The warehouse consists of 22,000 square feet of storage. There is 10,000 square feet of frozen space maintained at -20 degrees F which accommodates 1,200 high and low pallet positions, and 850 square feet of refrigerated space kept at 40 degrees F. Both are alarmed and monitored. The remaining space is used for dry storage.

Pallet labeling is a part of Rhino Foods’ food safety program. Each carton is labeled with four bar codes, enabling Rhino Foods to trace by pallet number, purchase order number, item number or lot number.

The company follows lean manufacturing principles. Several employees are designated as a “water strider,” a term in lean manufacturing. These employees are liaisons between distribution and production. They support production by making sure all the ingredients and supplies are delivered on-time and in an orderly manner. The water strider generates the batter sheets, which are the recipes and processing sequences needed. This individual also serves an inventory control function. If production asked for 100 pounds of an ingredient and used only 90, the water strider asks why?

 

Made to measure

As noted previously, Castle follows the maxim “what gets measured gets done.” But Rhino Foods is not the only party with key performance indicators. Its customers prepare “report cards” on Rhino Foods’ performance, said Marketing Manager and Demand Planner Gillian Bell. Customers rate Rhino Foods on on-time delivery and completeness of orders. Rhino Foods has gained market share because of its performance, Bell said.

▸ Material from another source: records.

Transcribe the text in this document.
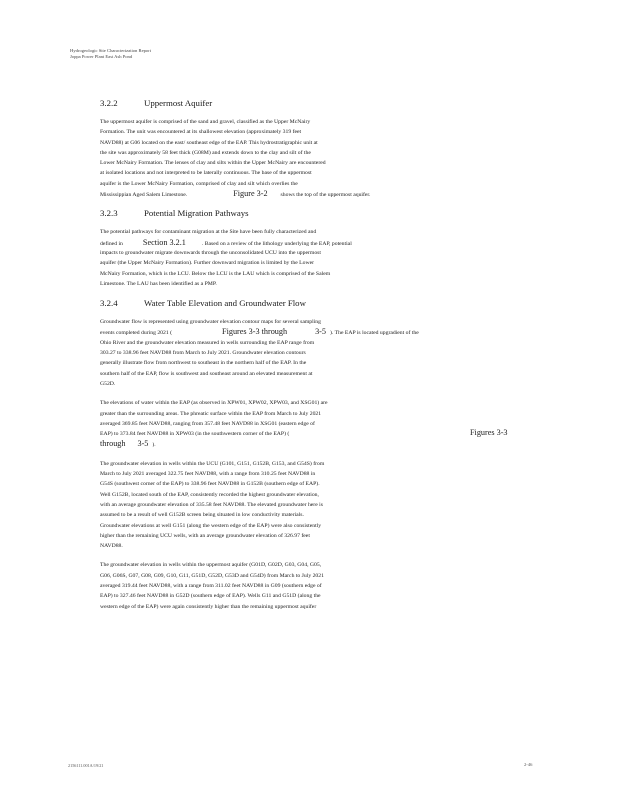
Hydrogeologic Site Characterization Report
Joppa Power Plant East Ash Pond
3.2.2	Uppermost Aquifer
The uppermost aquifer is comprised of the sand and gravel, classified as the Upper McNairy
Formation. The unit was encountered at its shallowest elevation (approximately 319 feet
NAVD88) at G06 located on the east/ southeast edge of the EAP. This hydrostratigraphic unit at
the site was approximately 58 feet thick (G08M) and extends down to the clay and silt of the
Lower McNairy Formation. The lenses of clay and silts within the Upper McNairy are encountered
at isolated locations and not interpreted to be laterally continuous. The base of the uppermost
aquifer is the Lower McNairy Formation, comprised of clay and silt which overlies the
Mississippian Aged Salem Limestone.	Figure 3-2 shows the top of the uppermost aquifer.
3.2.3	Potential Migration Pathways
The potential pathways for contaminant migration at the Site have been fully characterized and
defined in Section 3.2.1	. Based on a review of the lithology underlying the EAP, potential
impacts to groundwater migrate downwards through the unconsolidated UCU into the uppermost
aquifer (the Upper McNairy Formation). Further downward migration is limited by the Lower
McNairy Formation, which is the LCU. Below the LCU is the LAU which is comprised of the Salem
Limestone. The LAU has been identified as a PMP.
3.2.4	Water Table Elevation and Groundwater Flow
Groundwater flow is represented using groundwater elevation contour maps for several sampling
events completed during 2021 (	Figures 3-3 through	3-5 ). The EAP is located upgradient of the
Ohio River and the groundwater elevation measured in wells surrounding the EAP range from
303.27 to 338.96 feet NAVD88 from March to July 2021. Groundwater elevation contours
generally illustrate flow from northwest to southeast in the northern half of the EAP. In the
southern half of the EAP, flow is southwest and southeast around an elevated measurement at
G52D.
The elevations of water within the EAP (as observed in XPW01, XPW02, XPW03, and XSG01) are
greater than the surrounding areas. The phreatic surface within the EAP from March to July 2021
averaged 369.85 feet NAVD88, ranging from 357.48 feet NAVD88 in XSG01 (eastern edge of
EAP) to 373.84 feet NAVD88 in XPW03 (in the southwestern corner of the EAP) (	Figures 3-3
through 3-5 ).
The groundwater elevation in wells within the UCU (G101, G151, G152B, G153, and G54S) from
March to July 2021 averaged 322.75 feet NAVD88, with a range from 310.25 feet NAVD88 in
G54S (southwest corner of the EAP) to 338.96 feet NAVD88 in G152B (southern edge of EAP).
Well G152B, located south of the EAP, consistently recorded the highest groundwater elevation,
with an average groundwater elevation of 335.58 feet NAVD88. The elevated groundwater here is
assumed to be a result of well G152B screen being situated in low conductivity materials.
Groundwater elevations at well G151 (along the western edge of the EAP) were also consistently
higher than the remaining UCU wells, with an average groundwater elevation of 326.97 feet
NAVD88.
The groundwater elevation in wells within the uppermost aquifer (G01D, G02D, G03, G04, G05,
G06, G06S, G07, G08, G09, G10, G11, G51D, G52D, G53D and G54D) from March to July 2021
averaged 319.44 feet NAVD88, with a range from 311.02 feet NAVD88 in G09 (southern edge of
EAP) to 327.46 feet NAVD88 in G52D (southern edge of EAP). Wells G11 and G51D (along the
western edge of the EAP) were again consistently higher than the remaining uppermost aquifer
2156111.001A/19/21	2-46
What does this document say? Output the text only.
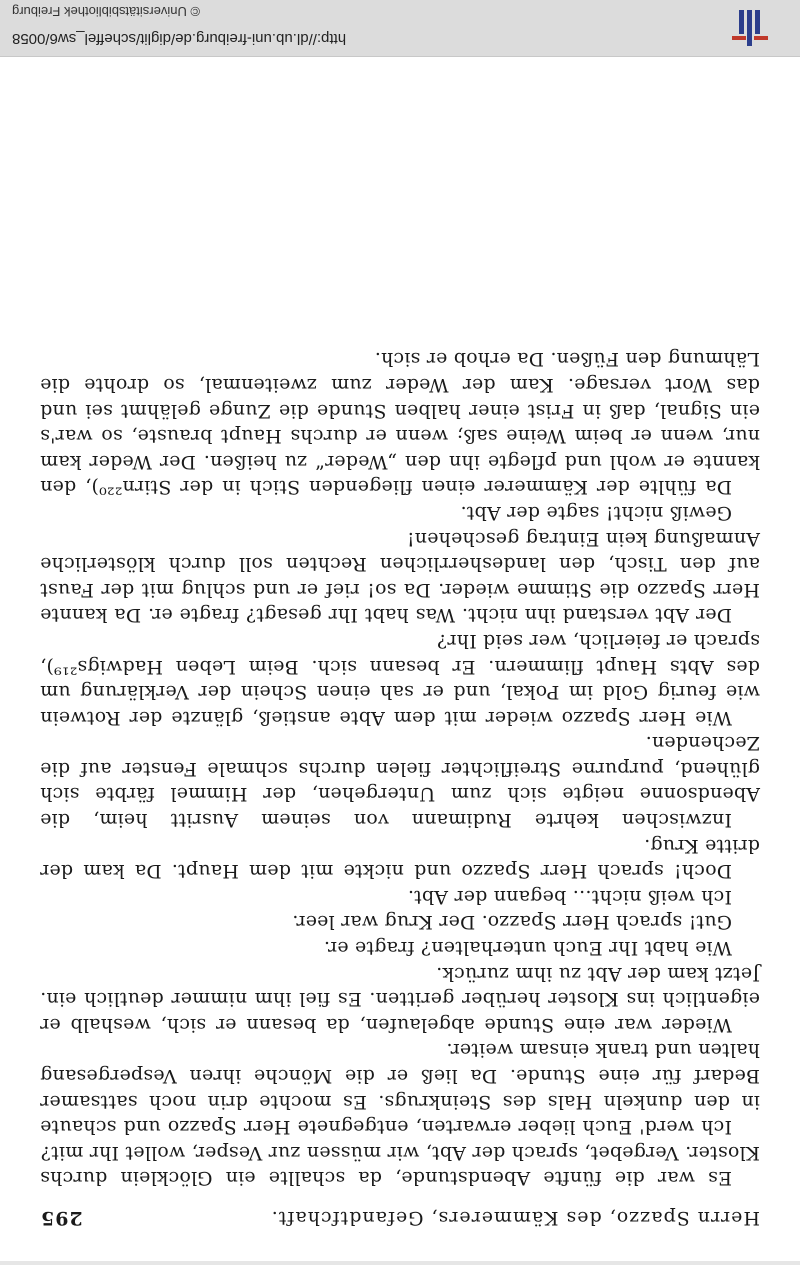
© Universitätsbibliothek Freiburg
http://dl.ub.uni-freiburg.de/diglit/scheffel_sw6/0058
Herrn Spazzo, des Kämmerers, Gefandtfchaft.
295

Es war die fünfte Abendstunde, da schallte ein Glöcklein durchs Kloster. Vergebet, sprach der Abt, wir müssen zur Vesper, wollet Ihr mit?

Ich werd' Euch lieber erwarten, entgegnete Herr Spazzo und schaute in den dunkeln Hals des Steinkrugs. Es mochte drin noch sattsamer Bedarf für eine Stunde. Da ließ er die Mönche ihren Vespergesang halten und trank einsam weiter.

Wieder war eine Stunde abgelaufen, da besann er sich, weshalb er eigentlich ins Kloster herüber geritten. Es fiel ihm nimmer deutlich ein. Jetzt kam der Abt zu ihm zurück.

Wie habt Ihr Euch unterhalten? fragte er.

Gut! sprach Herr Spazzo. Der Krug war leer.

Ich weiß nicht… begann der Abt.

Doch! sprach Herr Spazzo und nickte mit dem Haupt. Da kam der dritte Krug.

Inzwischen kehrte Rudimann von seinem Ausritt heim, die Abendsonne neigte sich zum Untergehen, der Himmel färbte sich glühend, purpurne Streiflichter fielen durchs schmale Fenster auf die Zechenden.

Wie Herr Spazzo wieder mit dem Abte anstieß, glänzte der Rotwein wie feurig Gold im Pokal, und er sah einen Schein der Verklärung um des Abts Haupt flimmern. Er besann sich. Beim Leben Hadwigs²¹⁹), sprach er feierlich, wer seid Ihr?

Der Abt verstand ihn nicht. Was habt Ihr gesagt? fragte er. Da kannte Herr Spazzo die Stimme wieder. Da so! rief er und schlug mit der Faust auf den Tisch, den landesherrlichen Rechten soll durch klösterliche Anmaßung kein Eintrag geschehen!

Gewiß nicht! sagte der Abt.

Da fühlte der Kämmerer einen fliegenden Stich in der Stirn²²⁰), den kannte er wohl und pflegte ihn den „Weder“ zu heißen. Der Weder kam nur, wenn er beim Weine saß; wenn er durchs Haupt brauste, so war's ein Signal, daß in Frist einer halben Stunde die Zunge gelähmt sei und das Wort versage. Kam der Weder zum zweitenmal, so drohte die Lähmung den Füßen. Da erhob er sich.
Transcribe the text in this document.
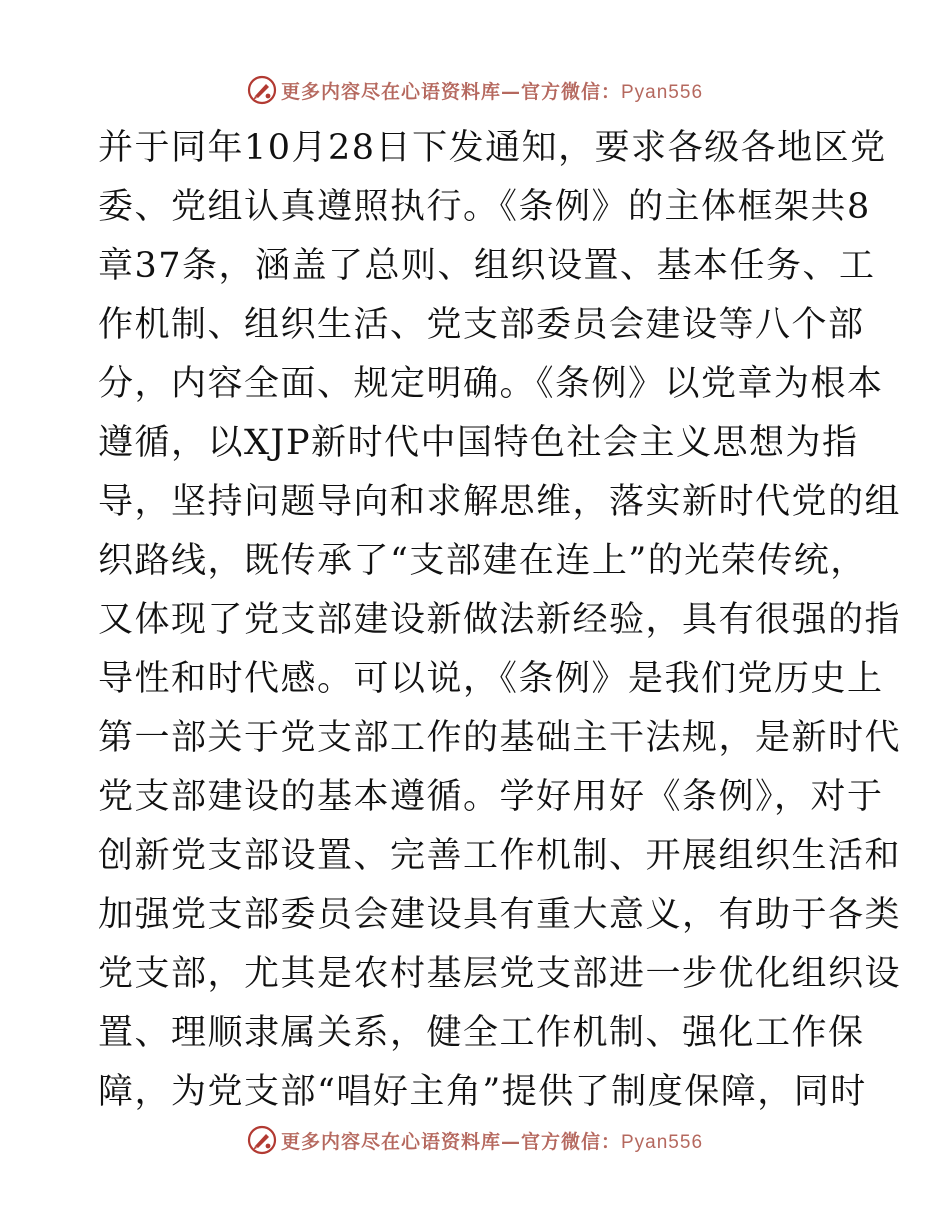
更多内容尽在心语资料库—官方微信：Pyan556
并于同年10月28日下发通知，要求各级各地区党
委、党组认真遵照执行。《条例》的主体框架共8
章37条，涵盖了总则、组织设置、基本任务、工
作机制、组织生活、党支部委员会建设等八个部
分，内容全面、规定明确。《条例》以党章为根本
遵循，以XJP新时代中国特色社会主义思想为指
导，坚持问题导向和求解思维，落实新时代党的组
织路线，既传承了“支部建在连上”的光荣传统，
又体现了党支部建设新做法新经验，具有很强的指
导性和时代感。可以说，《条例》是我们党历史上
第一部关于党支部工作的基础主干法规，是新时代
党支部建设的基本遵循。学好用好《条例》，对于
创新党支部设置、完善工作机制、开展组织生活和
加强党支部委员会建设具有重大意义，有助于各类
党支部，尤其是农村基层党支部进一步优化组织设
置、理顺隶属关系，健全工作机制、强化工作保
障，为党支部“唱好主角”提供了制度保障，同时
更多内容尽在心语资料库—官方微信：Pyan556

Listening to customers, communicating inside and outside the organization and working in unison have taken Rhino Foods to a market-leading position. Departments know their roles and see how they fit into the organization. For example, sales forecasts affect purchasing. Purchasing affects inventory levels. Product demand affects production. Production affects costs and first-time quality, and so on.

These good manufacturing practices have a ripple effect throughout the dairy industry. They are seen in every ice cream package with a cookie dough or a baked inclusion. The ripple starts in Burlington, Vt., and radiates outward across the globe.